30 Years West: Sandra Enterline and Valerie Mitchell
Sandra Enterline and Valerie Mitchell graduated from the Rhode Island School of Design from the light metal program and drove west together. Sandra moved to San Francisco and Valerie moved to Los Angeles. That was 1984, thirty years ago. They have shown together and apart, shared many holidays together in Mendocino and Valerie's High Desert retreat. Their creative paths and ideas have crossed many times. Join us in honoring their three decades spent on the West Coast in 2014.
"My current work is based on the fascination with light when seen through hundreds of tiny perforations. The pieces are minimal in form and resonate in both the natural and machined worlds. There is a powerful interplay between the interior and exterior of the pieces. The interior is concealed by the form, and revealed by the perforations. This is amplified by light moving through them only at certain moments as the wearer moves through the space. My interest is in the seduction, power, and purity of valuable materials, including my newest work incorporating diamond slices.
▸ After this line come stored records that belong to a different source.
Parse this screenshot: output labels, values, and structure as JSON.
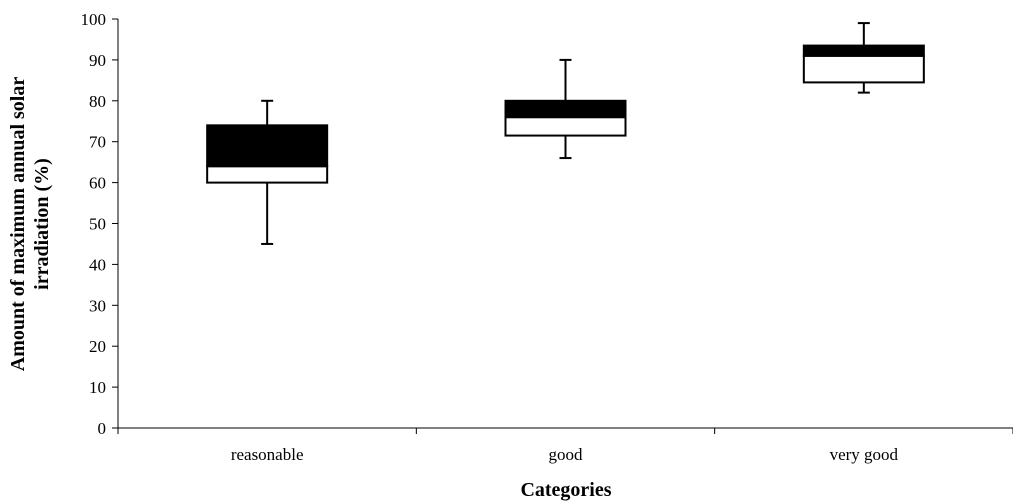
{
  "chart_data": {
    "type": "box",
    "xlabel": "Categories",
    "ylabel_lines": [
      "Amount of maximum annual solar",
      "irradiation (%)"
    ],
    "ylim": [
      0,
      100
    ],
    "yticks": [
      0,
      10,
      20,
      30,
      40,
      50,
      60,
      70,
      80,
      90,
      100
    ],
    "ytick_labels": [
      "0",
      "10",
      "20",
      "30",
      "40",
      "50",
      "60",
      "70",
      "80",
      "90",
      "100"
    ],
    "grid": false,
    "legend": "none",
    "categories": [
      "reasonable",
      "good",
      "very good"
    ],
    "boxes": [
      {
        "category": "reasonable",
        "min": 45,
        "q1": 60,
        "median": 64,
        "q3": 74,
        "max": 80
      },
      {
        "category": "good",
        "min": 66,
        "q1": 71.5,
        "median": 76,
        "q3": 80,
        "max": 90
      },
      {
        "category": "very good",
        "min": 82,
        "q1": 84.5,
        "median": 91,
        "q3": 93.5,
        "max": 99
      }
    ],
    "colors": {
      "lower_box": "#ffffff",
      "upper_box": "#000000",
      "stroke": "#000000"
    }
  }
}
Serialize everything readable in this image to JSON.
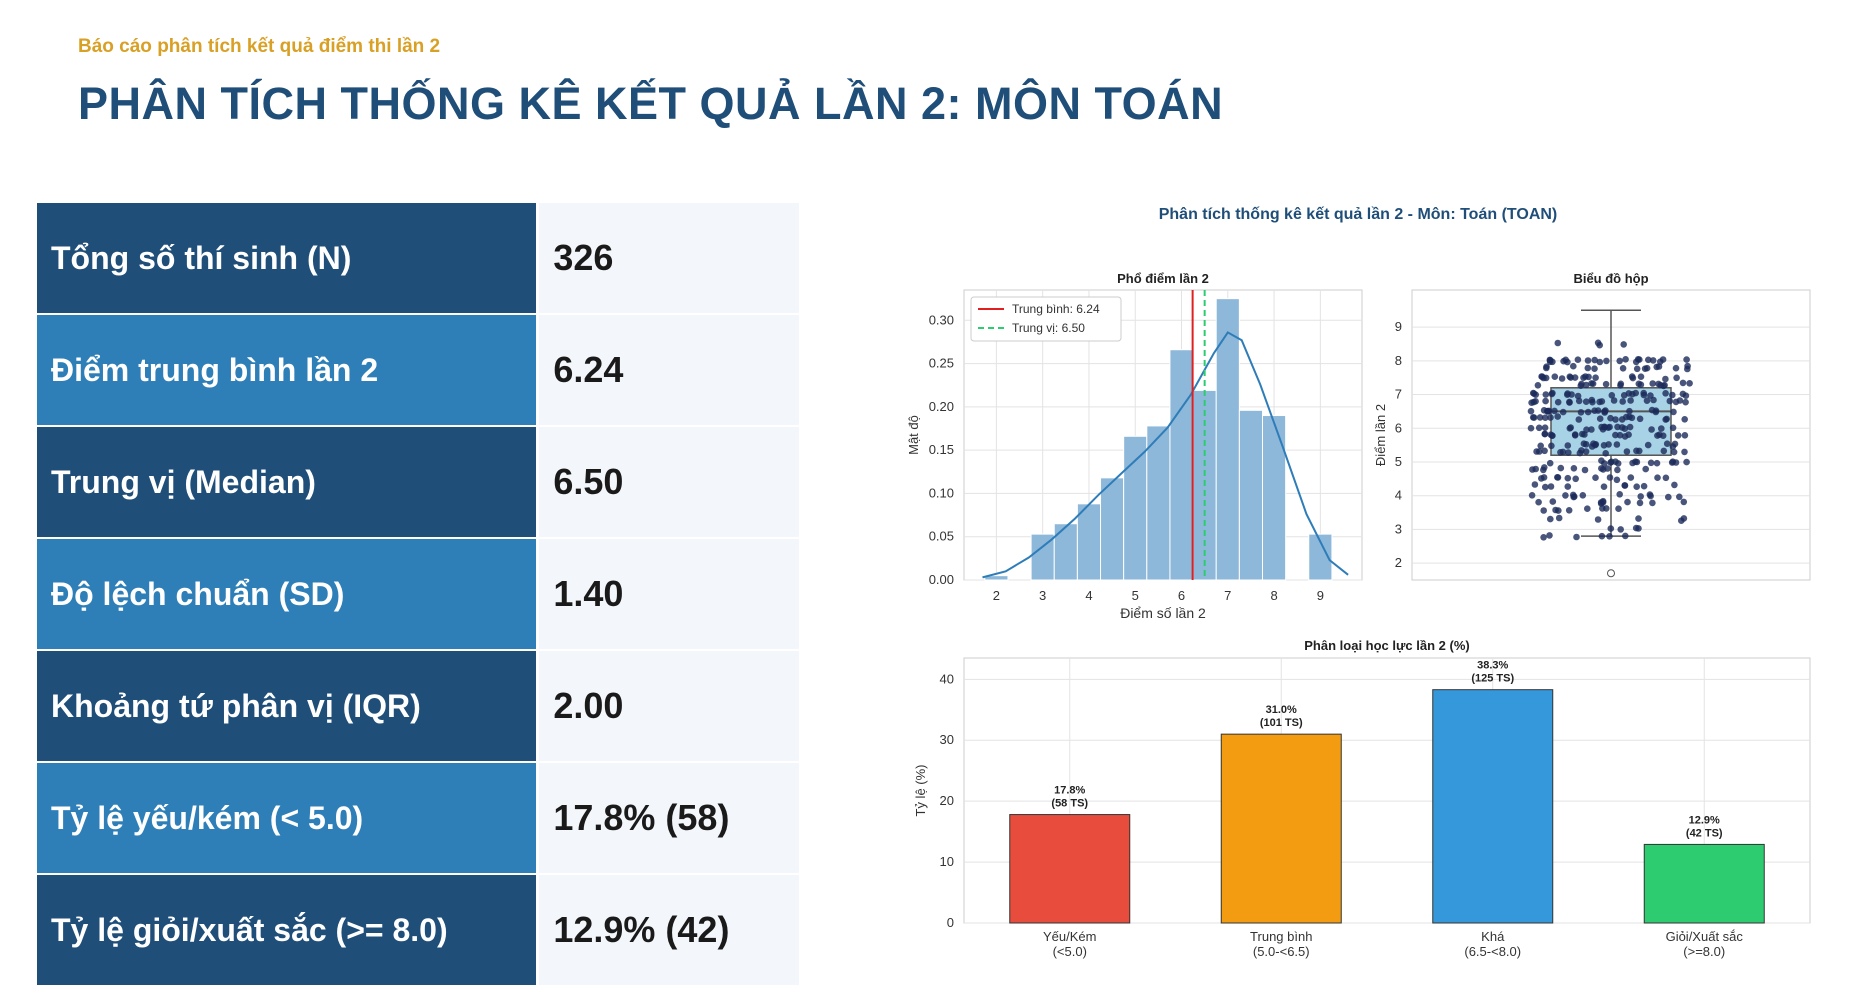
{
  "header": {
    "subtitle": "Báo cáo phân tích kết quả điểm thi lần 2",
    "title": "PHÂN TÍCH THỐNG KÊ KẾT QUẢ LẦN 2: MÔN TOÁN"
  },
  "stats": [
    {
      "label": "Tổng số thí sinh (N)",
      "value": "326"
    },
    {
      "label": "Điểm trung bình lần 2",
      "value": "6.24"
    },
    {
      "label": "Trung vị (Median)",
      "value": "6.50"
    },
    {
      "label": "Độ lệch chuẩn (SD)",
      "value": "1.40"
    },
    {
      "label": "Khoảng tứ phân vị (IQR)",
      "value": "2.00"
    },
    {
      "label": "Tỷ lệ yếu/kém (< 5.0)",
      "value": "17.8% (58)"
    },
    {
      "label": "Tỷ lệ giỏi/xuất sắc (>= 8.0)",
      "value": "12.9% (42)"
    }
  ],
  "colors": {
    "dark_blue": "#1f4e79",
    "mid_blue": "#2e7fb8",
    "gold": "#d9a026",
    "hist": "#8db8da",
    "mean_line": "#e02020",
    "median_line": "#2ecc71",
    "box": "#a8d3e6",
    "points": "#1b2a5a"
  },
  "chart_data": [
    {
      "type": "bar",
      "title": "Phổ điểm lần 2",
      "suptitle": "Phân tích thống kê kết quả lần 2 - Môn: Toán (TOAN)",
      "xlabel": "Điểm số lần 2",
      "ylabel": "Mật độ",
      "xlim": [
        1.3,
        9.9
      ],
      "ylim": [
        0,
        0.335
      ],
      "xticks": [
        2,
        3,
        4,
        5,
        6,
        7,
        8,
        9
      ],
      "yticks": [
        "0.00",
        "0.05",
        "0.10",
        "0.15",
        "0.20",
        "0.25",
        "0.30"
      ],
      "bins": [
        {
          "x0": 1.75,
          "x1": 2.25,
          "y": 0.005
        },
        {
          "x0": 2.75,
          "x1": 3.25,
          "y": 0.053
        },
        {
          "x0": 3.25,
          "x1": 3.75,
          "y": 0.065
        },
        {
          "x0": 3.75,
          "x1": 4.25,
          "y": 0.088
        },
        {
          "x0": 4.25,
          "x1": 4.75,
          "y": 0.118
        },
        {
          "x0": 4.75,
          "x1": 5.25,
          "y": 0.166
        },
        {
          "x0": 5.25,
          "x1": 5.75,
          "y": 0.178
        },
        {
          "x0": 5.75,
          "x1": 6.25,
          "y": 0.266
        },
        {
          "x0": 6.25,
          "x1": 6.75,
          "y": 0.219
        },
        {
          "x0": 6.75,
          "x1": 7.25,
          "y": 0.325
        },
        {
          "x0": 7.25,
          "x1": 7.75,
          "y": 0.196
        },
        {
          "x0": 7.75,
          "x1": 8.25,
          "y": 0.19
        },
        {
          "x0": 8.75,
          "x1": 9.25,
          "y": 0.053
        }
      ],
      "kde": [
        [
          1.7,
          0.003
        ],
        [
          2.2,
          0.01
        ],
        [
          2.7,
          0.026
        ],
        [
          3.2,
          0.047
        ],
        [
          3.7,
          0.071
        ],
        [
          4.2,
          0.098
        ],
        [
          4.7,
          0.123
        ],
        [
          5.2,
          0.148
        ],
        [
          5.7,
          0.176
        ],
        [
          6.2,
          0.214
        ],
        [
          6.7,
          0.262
        ],
        [
          7.0,
          0.286
        ],
        [
          7.3,
          0.277
        ],
        [
          7.7,
          0.226
        ],
        [
          8.2,
          0.152
        ],
        [
          8.7,
          0.076
        ],
        [
          9.2,
          0.023
        ],
        [
          9.6,
          0.006
        ]
      ],
      "mean": 6.24,
      "median": 6.5,
      "legend": [
        "Trung bình: 6.24",
        "Trung vị: 6.50"
      ],
      "legend_position": "top-left",
      "grid": true
    },
    {
      "type": "box",
      "title": "Biểu đồ hộp",
      "ylabel": "Điểm lần 2",
      "ylim": [
        1.5,
        10.1
      ],
      "yticks": [
        2,
        3,
        4,
        5,
        6,
        7,
        8,
        9
      ],
      "whisker_low": 2.8,
      "q1": 5.2,
      "median": 6.5,
      "q3": 7.2,
      "whisker_high": 9.5,
      "outliers": [
        1.7
      ],
      "grid": true
    },
    {
      "type": "bar",
      "title": "Phân loại học lực lần 2 (%)",
      "ylabel": "Tỷ lệ (%)",
      "ylim": [
        0,
        43.5
      ],
      "yticks": [
        0,
        10,
        20,
        30,
        40
      ],
      "categories": [
        {
          "line1": "Yếu/Kém",
          "line2": "(<5.0)"
        },
        {
          "line1": "Trung bình",
          "line2": "(5.0-<6.5)"
        },
        {
          "line1": "Khá",
          "line2": "(6.5-<8.0)"
        },
        {
          "line1": "Giỏi/Xuất sắc",
          "line2": "(>=8.0)"
        }
      ],
      "values": [
        17.8,
        31.0,
        38.3,
        12.9
      ],
      "labels": [
        {
          "pct": "17.8%",
          "count": "(58 TS)"
        },
        {
          "pct": "31.0%",
          "count": "(101 TS)"
        },
        {
          "pct": "38.3%",
          "count": "(125 TS)"
        },
        {
          "pct": "12.9%",
          "count": "(42 TS)"
        }
      ],
      "colors": [
        "#e74c3c",
        "#f39c12",
        "#3498db",
        "#2ecc71"
      ],
      "grid": true
    }
  ]
}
I make strong, simple, sculptural objects that are complex and layered, the subtlety discovered over time. "
--Sandra Enterline, 2014
"This body of one of a kind jewelry engages two current themes with limited edition work, in silver, gold, brass, copper, enamel and raw stones.
The Juxtaposed series brings unrelated elements together, items that could be opposites, falling together naturally and creating a new balance. For example, the way unlikely things are blown (drawn) together in windstorms, creating a unique form of contrast in which light/dark, hot/cold or rough/smooth conjure physical and intellectual response.
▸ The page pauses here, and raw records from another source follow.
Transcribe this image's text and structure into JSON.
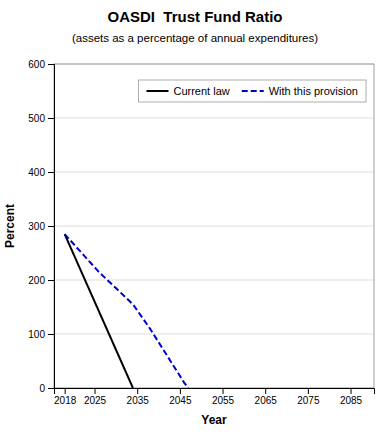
{
  "chart_data": {
    "type": "line",
    "title": "OASDI  Trust Fund Ratio",
    "subtitle": "(assets as a percentage of annual expenditures)",
    "xlabel": "Year",
    "ylabel": "Percent",
    "xlim": [
      2015.5,
      2090.5
    ],
    "ylim": [
      0,
      600
    ],
    "xticks": [
      2018,
      2025,
      2035,
      2045,
      2055,
      2065,
      2075,
      2085
    ],
    "yticks": [
      0,
      100,
      200,
      300,
      400,
      500,
      600
    ],
    "grid": "y",
    "legend": "top-right",
    "series": [
      {
        "name": "Current law",
        "color": "#000000",
        "line_style": "solid",
        "x": [
          2018,
          2034
        ],
        "values": [
          285,
          0
        ]
      },
      {
        "name": "With this provision",
        "color": "#0000cc",
        "line_style": "dashed",
        "x": [
          2018,
          2022,
          2026,
          2030,
          2034,
          2038,
          2042,
          2046,
          2047
        ],
        "values": [
          285,
          250,
          215,
          185,
          155,
          110,
          60,
          10,
          0
        ]
      }
    ]
  }
}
My work has examined the form of organic structure for many years through various materials. I am interested in the origin of form, what structure is underneath and the universality of these biomorphic forms.
Use of vitreous enamel brings color and texture into the work. Joie de Vrie necklace combines this with fine silver and copper, evoking a plant blossoming to express a feeling of life. While many of my forms are large, care is given to wear and how items are joined to move with the body.
My newest series uses positive and negative spatial relationships that occur in nature. Kiln fired vitreous enamels on fine silver or copper are set to express their dimensionality, some with integrating elements juxtaposed. Creating a sense of containment, holding or wrapping, while metaphorically it is only space being held."